Ключевым принципом существования этого государства в государстве становится насилие в самых различных (открытых и скрытых) формах, главный инструмент переописания мира в новых категориях. Открытое насилие было способом подчинения человека системе и самому себе, прежде всего своему телу, предельно актуализированному с помощью боли и страха. Скрытое насилие, заключенное в самой архитектуре, обстановке, системе лагеря, превращало желание «быть сытым», «быть одетым», «быть живым» в основной императив жизни, то есть узник постоянно пребывал в состоянии становления, никогда не имея благодаря насилию возможности завершить этот процесс.
На воссоздание, подпитку насилия и воспроизводство боли и тотальности были направлены все существующие в Концентрационном мире практики. Постоянное обнажение узников приводило к тотальной беззащитности, замена имени на номер имела своим следствием тотальное стирание личности, пища и ее прием в лагерях вызывали тотальный голод, полностью завладевающий человеком, формы взаимоотношений непосредственно между узниками и между узниками и эсэсовцами приводили к тотальному одиночеству. Итогом всех этих процессов тотального расчеловечивания становились мусульмане – узники, находившиеся в ранее неизвестном биологическом состоянии, не осознававшие себя и пребывавшие между жизнью и смертью.
Важнейший вопрос, который в наши дни приобретает особую актуальность, касается психологии тех, кто осуществлял массовые убийства. Что собой представляют те люди, которые осуществляли программы геноцида, люди, благодаря которым погибли миллионы узников? Для автора настоящей работы, следом за Ж. Амери, Е. Факенхаймом, И. Кертесом, С. Жижеком, становится очевидным, что от концепции «банальности зла», принадлежащей Х. Арендт, необходимо освободиться, так как эта концепция не только лишает ее сторонников возможности понимания психологии убийц, но и служит их оправданием, делая всех окружающих «недиагностированными палачами».

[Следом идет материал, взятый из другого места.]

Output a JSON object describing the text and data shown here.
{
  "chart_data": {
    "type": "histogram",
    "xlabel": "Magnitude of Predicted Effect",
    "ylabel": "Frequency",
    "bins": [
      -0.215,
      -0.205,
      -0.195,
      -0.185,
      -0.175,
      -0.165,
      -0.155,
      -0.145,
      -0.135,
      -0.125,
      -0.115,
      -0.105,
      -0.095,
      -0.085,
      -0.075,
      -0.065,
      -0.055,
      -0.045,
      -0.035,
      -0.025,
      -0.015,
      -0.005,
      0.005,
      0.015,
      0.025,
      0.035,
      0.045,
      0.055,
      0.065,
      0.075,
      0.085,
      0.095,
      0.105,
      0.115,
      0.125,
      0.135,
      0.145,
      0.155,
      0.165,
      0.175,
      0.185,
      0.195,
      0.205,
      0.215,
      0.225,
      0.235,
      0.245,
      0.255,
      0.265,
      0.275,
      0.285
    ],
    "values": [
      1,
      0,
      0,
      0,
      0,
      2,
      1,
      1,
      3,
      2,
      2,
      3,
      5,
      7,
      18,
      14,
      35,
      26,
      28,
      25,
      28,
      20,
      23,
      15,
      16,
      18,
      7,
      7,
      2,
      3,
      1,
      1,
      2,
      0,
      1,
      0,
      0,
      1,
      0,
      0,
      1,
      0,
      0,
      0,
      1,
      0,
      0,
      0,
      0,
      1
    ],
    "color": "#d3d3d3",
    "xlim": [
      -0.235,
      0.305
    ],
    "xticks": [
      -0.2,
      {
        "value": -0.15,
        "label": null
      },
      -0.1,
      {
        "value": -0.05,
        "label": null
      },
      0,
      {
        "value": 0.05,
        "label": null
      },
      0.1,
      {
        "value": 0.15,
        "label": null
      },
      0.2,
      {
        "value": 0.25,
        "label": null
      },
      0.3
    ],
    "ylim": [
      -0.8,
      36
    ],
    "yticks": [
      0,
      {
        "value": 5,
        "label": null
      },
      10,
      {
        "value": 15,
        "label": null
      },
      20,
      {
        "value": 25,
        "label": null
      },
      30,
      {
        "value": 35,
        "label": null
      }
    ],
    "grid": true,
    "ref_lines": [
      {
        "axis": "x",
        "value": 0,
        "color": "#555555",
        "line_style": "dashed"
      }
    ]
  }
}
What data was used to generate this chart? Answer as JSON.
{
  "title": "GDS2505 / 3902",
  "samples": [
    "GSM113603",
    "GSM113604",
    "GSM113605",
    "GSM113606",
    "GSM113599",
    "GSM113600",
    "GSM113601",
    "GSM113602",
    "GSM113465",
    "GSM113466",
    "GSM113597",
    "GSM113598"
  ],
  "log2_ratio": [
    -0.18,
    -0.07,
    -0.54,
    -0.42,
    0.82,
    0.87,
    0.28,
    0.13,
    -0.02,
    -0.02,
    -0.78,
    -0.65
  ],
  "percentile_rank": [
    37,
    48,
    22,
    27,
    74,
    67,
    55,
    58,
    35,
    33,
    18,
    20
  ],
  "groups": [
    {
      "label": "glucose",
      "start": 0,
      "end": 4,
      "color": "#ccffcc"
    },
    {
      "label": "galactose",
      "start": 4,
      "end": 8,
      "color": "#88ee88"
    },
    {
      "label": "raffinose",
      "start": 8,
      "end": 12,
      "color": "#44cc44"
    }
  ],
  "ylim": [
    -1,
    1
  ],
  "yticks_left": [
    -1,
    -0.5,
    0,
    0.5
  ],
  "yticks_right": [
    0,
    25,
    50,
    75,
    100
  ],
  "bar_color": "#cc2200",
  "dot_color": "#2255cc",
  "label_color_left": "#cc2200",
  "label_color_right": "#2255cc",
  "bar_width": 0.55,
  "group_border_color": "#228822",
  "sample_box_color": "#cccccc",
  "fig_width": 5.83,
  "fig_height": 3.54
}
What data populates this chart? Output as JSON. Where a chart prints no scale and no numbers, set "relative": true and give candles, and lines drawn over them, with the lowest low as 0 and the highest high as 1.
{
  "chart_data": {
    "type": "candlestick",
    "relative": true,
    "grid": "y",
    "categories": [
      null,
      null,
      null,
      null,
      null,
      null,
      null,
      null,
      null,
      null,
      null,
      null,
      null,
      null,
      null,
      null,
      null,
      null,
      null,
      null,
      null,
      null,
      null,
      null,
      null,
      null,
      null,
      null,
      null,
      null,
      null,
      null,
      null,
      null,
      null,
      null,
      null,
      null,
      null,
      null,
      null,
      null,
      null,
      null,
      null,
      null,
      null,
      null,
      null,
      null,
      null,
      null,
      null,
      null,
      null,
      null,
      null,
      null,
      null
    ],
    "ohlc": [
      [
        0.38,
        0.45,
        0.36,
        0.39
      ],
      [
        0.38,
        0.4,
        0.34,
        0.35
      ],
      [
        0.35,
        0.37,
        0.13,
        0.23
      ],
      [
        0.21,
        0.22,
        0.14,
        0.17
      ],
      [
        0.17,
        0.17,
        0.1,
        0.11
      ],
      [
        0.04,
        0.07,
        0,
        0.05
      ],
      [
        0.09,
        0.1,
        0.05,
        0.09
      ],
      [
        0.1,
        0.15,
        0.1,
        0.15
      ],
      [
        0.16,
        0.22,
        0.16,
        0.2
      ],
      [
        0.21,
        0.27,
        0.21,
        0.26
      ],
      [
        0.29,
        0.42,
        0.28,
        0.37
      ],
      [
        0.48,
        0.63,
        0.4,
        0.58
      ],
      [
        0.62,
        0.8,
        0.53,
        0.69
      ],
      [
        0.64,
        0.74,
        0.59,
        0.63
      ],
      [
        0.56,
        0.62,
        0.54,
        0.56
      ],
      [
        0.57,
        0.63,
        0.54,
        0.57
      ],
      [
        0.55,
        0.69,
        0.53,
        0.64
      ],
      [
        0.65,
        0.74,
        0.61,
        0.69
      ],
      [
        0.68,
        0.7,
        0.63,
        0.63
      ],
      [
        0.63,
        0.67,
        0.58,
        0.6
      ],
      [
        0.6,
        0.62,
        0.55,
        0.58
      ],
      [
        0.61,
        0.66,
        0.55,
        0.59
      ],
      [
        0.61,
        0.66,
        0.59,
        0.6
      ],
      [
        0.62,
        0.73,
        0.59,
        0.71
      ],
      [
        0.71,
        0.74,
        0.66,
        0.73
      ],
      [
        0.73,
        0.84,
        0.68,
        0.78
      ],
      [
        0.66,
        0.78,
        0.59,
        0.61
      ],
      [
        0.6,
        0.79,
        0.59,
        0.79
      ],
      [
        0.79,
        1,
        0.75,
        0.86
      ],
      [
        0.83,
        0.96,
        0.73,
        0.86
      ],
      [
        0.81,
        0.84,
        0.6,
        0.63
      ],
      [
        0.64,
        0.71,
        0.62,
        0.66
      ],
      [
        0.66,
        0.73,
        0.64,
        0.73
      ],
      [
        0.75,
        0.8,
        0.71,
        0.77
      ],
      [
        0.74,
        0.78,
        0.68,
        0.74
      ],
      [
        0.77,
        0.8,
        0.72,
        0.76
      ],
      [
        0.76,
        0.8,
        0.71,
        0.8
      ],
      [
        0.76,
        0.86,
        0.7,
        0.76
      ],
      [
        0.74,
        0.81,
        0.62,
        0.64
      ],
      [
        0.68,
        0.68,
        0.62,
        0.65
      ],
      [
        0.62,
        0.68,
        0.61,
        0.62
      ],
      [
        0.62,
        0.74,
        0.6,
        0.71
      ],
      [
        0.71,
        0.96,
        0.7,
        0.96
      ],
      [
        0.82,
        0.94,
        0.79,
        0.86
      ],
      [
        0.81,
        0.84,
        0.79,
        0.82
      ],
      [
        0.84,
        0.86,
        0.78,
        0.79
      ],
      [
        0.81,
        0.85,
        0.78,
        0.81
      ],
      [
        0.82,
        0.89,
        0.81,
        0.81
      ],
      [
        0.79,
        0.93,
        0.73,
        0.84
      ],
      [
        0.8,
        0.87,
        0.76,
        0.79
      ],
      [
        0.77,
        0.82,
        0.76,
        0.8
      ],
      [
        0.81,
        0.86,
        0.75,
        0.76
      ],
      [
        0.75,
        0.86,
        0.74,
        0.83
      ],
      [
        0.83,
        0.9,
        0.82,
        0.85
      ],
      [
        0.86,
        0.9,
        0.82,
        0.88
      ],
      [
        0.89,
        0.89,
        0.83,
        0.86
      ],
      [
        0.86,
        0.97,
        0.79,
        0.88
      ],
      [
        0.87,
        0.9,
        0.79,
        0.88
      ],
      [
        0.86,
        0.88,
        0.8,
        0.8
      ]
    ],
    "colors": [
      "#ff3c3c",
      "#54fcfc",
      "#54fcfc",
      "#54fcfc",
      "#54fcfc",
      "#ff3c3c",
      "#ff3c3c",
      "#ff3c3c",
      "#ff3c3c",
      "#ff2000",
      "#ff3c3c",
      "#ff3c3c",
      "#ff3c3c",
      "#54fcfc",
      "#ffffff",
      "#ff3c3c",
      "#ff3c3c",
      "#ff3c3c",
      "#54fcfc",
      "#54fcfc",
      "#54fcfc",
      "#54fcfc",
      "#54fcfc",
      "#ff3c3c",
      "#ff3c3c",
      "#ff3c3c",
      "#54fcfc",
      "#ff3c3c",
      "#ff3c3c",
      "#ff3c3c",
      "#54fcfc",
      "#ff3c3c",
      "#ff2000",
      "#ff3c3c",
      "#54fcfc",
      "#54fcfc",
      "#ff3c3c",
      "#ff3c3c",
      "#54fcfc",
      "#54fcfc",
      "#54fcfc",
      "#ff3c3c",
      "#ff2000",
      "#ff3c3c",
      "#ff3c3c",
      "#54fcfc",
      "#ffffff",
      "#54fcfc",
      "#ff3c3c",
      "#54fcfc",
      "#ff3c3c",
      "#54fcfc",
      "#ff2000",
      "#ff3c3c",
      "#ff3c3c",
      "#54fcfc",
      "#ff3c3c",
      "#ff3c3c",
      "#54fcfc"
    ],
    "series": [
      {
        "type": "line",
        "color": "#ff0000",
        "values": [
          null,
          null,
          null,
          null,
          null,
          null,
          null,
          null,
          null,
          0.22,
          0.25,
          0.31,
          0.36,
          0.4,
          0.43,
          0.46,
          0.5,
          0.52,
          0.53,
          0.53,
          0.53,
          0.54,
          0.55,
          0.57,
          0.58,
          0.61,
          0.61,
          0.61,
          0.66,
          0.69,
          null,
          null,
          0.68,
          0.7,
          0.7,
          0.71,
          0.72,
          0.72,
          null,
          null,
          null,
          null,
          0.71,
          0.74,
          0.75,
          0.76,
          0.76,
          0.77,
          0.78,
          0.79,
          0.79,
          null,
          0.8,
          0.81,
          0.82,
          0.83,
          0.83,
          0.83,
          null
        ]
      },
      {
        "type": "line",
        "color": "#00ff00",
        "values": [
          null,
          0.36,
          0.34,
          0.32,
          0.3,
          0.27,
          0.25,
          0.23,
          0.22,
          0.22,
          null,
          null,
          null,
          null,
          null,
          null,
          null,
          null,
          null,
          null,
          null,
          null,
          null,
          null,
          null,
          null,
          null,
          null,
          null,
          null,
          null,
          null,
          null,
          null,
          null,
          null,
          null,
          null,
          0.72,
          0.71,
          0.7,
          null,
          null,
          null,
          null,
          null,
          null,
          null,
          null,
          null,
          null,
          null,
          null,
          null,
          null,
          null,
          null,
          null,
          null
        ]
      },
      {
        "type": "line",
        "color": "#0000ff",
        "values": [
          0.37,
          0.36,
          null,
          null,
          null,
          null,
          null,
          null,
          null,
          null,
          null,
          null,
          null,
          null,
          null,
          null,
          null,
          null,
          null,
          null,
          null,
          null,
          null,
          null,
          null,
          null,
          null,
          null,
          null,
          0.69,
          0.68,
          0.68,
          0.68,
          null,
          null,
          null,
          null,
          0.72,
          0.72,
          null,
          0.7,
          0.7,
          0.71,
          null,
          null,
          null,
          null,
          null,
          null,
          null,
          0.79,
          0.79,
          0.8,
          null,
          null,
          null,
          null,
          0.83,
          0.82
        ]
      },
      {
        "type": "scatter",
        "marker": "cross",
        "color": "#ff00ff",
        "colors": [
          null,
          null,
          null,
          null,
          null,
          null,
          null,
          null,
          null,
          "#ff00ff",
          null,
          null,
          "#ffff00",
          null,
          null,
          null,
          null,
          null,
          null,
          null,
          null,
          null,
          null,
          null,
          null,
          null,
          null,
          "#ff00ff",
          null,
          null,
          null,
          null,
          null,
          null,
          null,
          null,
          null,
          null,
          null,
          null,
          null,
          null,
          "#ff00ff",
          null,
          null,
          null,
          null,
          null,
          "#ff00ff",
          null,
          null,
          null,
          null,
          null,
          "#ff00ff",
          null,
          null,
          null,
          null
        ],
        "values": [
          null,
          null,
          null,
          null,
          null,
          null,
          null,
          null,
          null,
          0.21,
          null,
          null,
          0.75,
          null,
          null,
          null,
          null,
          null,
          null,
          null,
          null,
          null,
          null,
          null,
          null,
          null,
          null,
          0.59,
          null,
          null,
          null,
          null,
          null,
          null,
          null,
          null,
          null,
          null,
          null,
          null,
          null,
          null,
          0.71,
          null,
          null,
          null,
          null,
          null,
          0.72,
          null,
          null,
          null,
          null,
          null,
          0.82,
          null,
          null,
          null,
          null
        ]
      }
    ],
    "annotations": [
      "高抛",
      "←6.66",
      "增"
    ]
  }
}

Концентрационный мир был системой, действовавшей в логике абсурда и оттого не распознаваемой в течение долгого времени с позиций обычной логики, совершенно новым политическим и социологическим явлением, не имевшим аналогов в мировой истории. Эта система была заключена в особую лингвистическую и понятийную форму, которая выглядела как сочетание молчания, лексики, голоса и жеста. Основные понятия этого мира выражались через «язык эвфемизмов», смысл которого был в полной мере доступен только «посвященным». Тоталитарный по сути язык переописывал реальность Концентрационного мира и стирал внутреннее сопротивление, являющееся естественной реакцией на массовые убийства.
Главным итогом пребывания в нацистском концентрационном лагере становилась смерть. Смерть не в общепринятом смысле, а «постсмерть», «смерть за пределами смерти», как глобальное, онтологическое небытие, тотально отвергающее все предыдущее бытие и оставляющее вместо него абсолютную пустоту, которая подчеркивалась уничтожением тела и превращением его в пепел. Именно тотальная, растянутая во времени смерть маркировала Концентрационный мир как профаническое, пустое пространство, откуда все живое и человеческое было вынесено.
Безусловно, такое сложнейшее, обширное, разноплановое, «уникально уникальное» явление, как Концентрационный мир, невозможно уместить в описанную выше схему, находящуюся в координате «селекция – безысходность – ужас – голод – труд – насилие – смерть», так как этот мир был слишком велик и разнообразен. Не все заключенные воспринимали лагерь только как место страданий и гибели – для некоторых узников (очень немногих, но тем не менее) Концентрационный мир парадоксальным образом стал местом раскрытия собственных возможностей и собственной идентичности, как, например, для уже упоминавшейся узницы Терезиенштадта, Освенцима и Гросс-Розена Р. Клюгер. Именно в заключении она ощутила себя еврейкой, получила возможность вступить в общение с яркими людьми, оказавшимися в лагерях, почему и называла время, проведенное за колючей проволокой, «блистающими годами»[830]. Знаменитый французский философ Э. Левинас, проведший в Шталаге XI-B (Фалингбостель) пять лет, много читал, ему даже удавалось писать, поэтому он отмечал, что «с точки зрения культурной жизни это время нельзя считать потерянным»[831].